Members of The TMC Technologies team that will work on the new NASA project, from left, Junior Systems Engineer Michael Durst, Software Engineer William Holland, TMC Systems Engineer Seth Murphy and Senior Systems Engineer Steve Yokum.

FAIRMONT — NASA's assets in Fairmont continue to prove their importance.

TMC Technologies, a tech company in Fairmont, was recently awarded a $24 million contract to create software tools for NASA's Katherine Johnson Independent Verification and Validation Facility at the I-79 Tech Park.

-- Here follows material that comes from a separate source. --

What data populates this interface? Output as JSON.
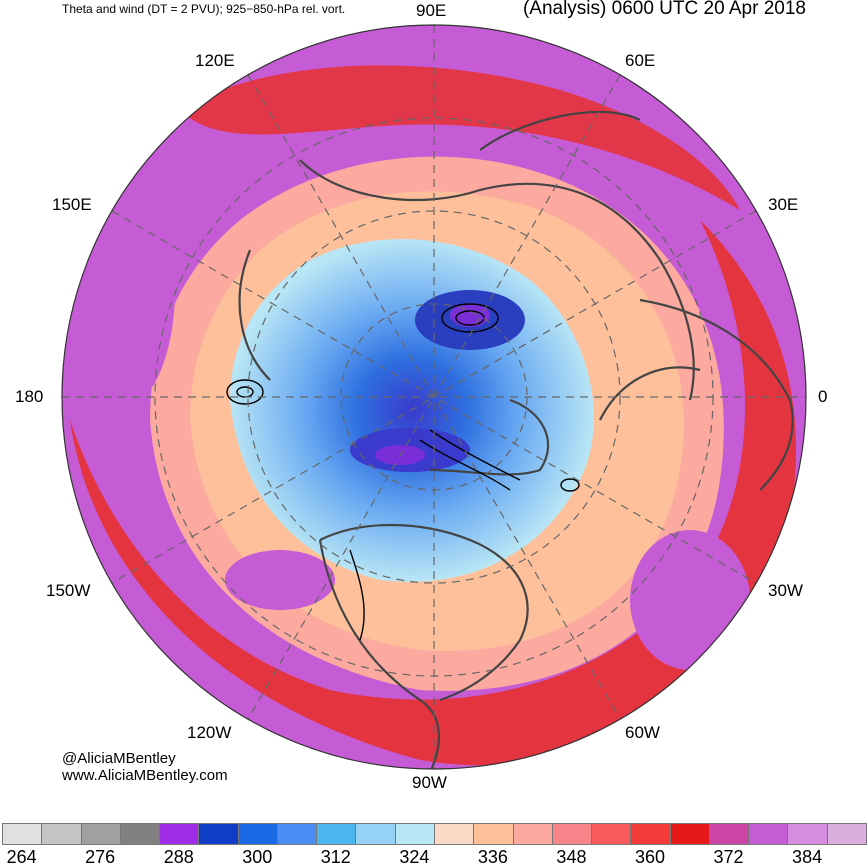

No stranger to working with NASA, in the last 10 years TMC has worked on multiple on contracts for the nation's aerospace research agency. The new contract allows TMC to develop simulation software for NASA's new moon mission, Artemis. This will allow the IV&V facility do their work and potentially save lives.

"That's really a big deal for NASA," said Randy Hefner, vice president of TMC. "We are building the capability to test the major components of the Artemis mission."

TMC will use the funds to hire developers who will build the new software. Previous TMC NASA projects include developing similar software for the James Webb Space Telescope.

"The Fairmont [IV&V] facility has become extremely relevant to NASA missions," said TMC President Wade Linger. "It's been important for safety for several missions from the James Webb Telescope and now this moon [mission]."

NASA's Fairmont facility is continually proving that the Mountain State has a lot to offer in the technology sector. TMC is as well, as they hire many WVU graduates in the field, focusing on keeping the expertise and money here in West Virginia.

"West Virginia continues to strive to diversify its economy and this high-tech movement is an important part of it," Linger said. "It's a nice sign to see, not only the Fairmont NASA site become more and more relevant, but that when they have a big, important contract like this, a West Virginia company is able to win it and staff it with West Virginians."

Hefner says the talent in the area that TMC is able to pull is one of the major reasons the company is able to work these big contracts and be as successful as it is.

"Our crew is just so extraordinary," Hefner said. "We attract people here to West Virginia from all over. I'm just so proud of our guys and gals and we've just been blessed to have NASA as a customer."

This sort of contract is not only good for TMC and NASA, but West Virginia as a whole, Linger said, because it keeps the money and talent in the state.

"It's important that this money stays here because in order to grow West Virginia you have to foster the growth of these small companies," Hefner said.

Hefner attributes much of the success with this project, and projects like it, to his program managers Chris Williams and Scott Zemerick.

"It's because of their work why we win repeatedly," Hefner said.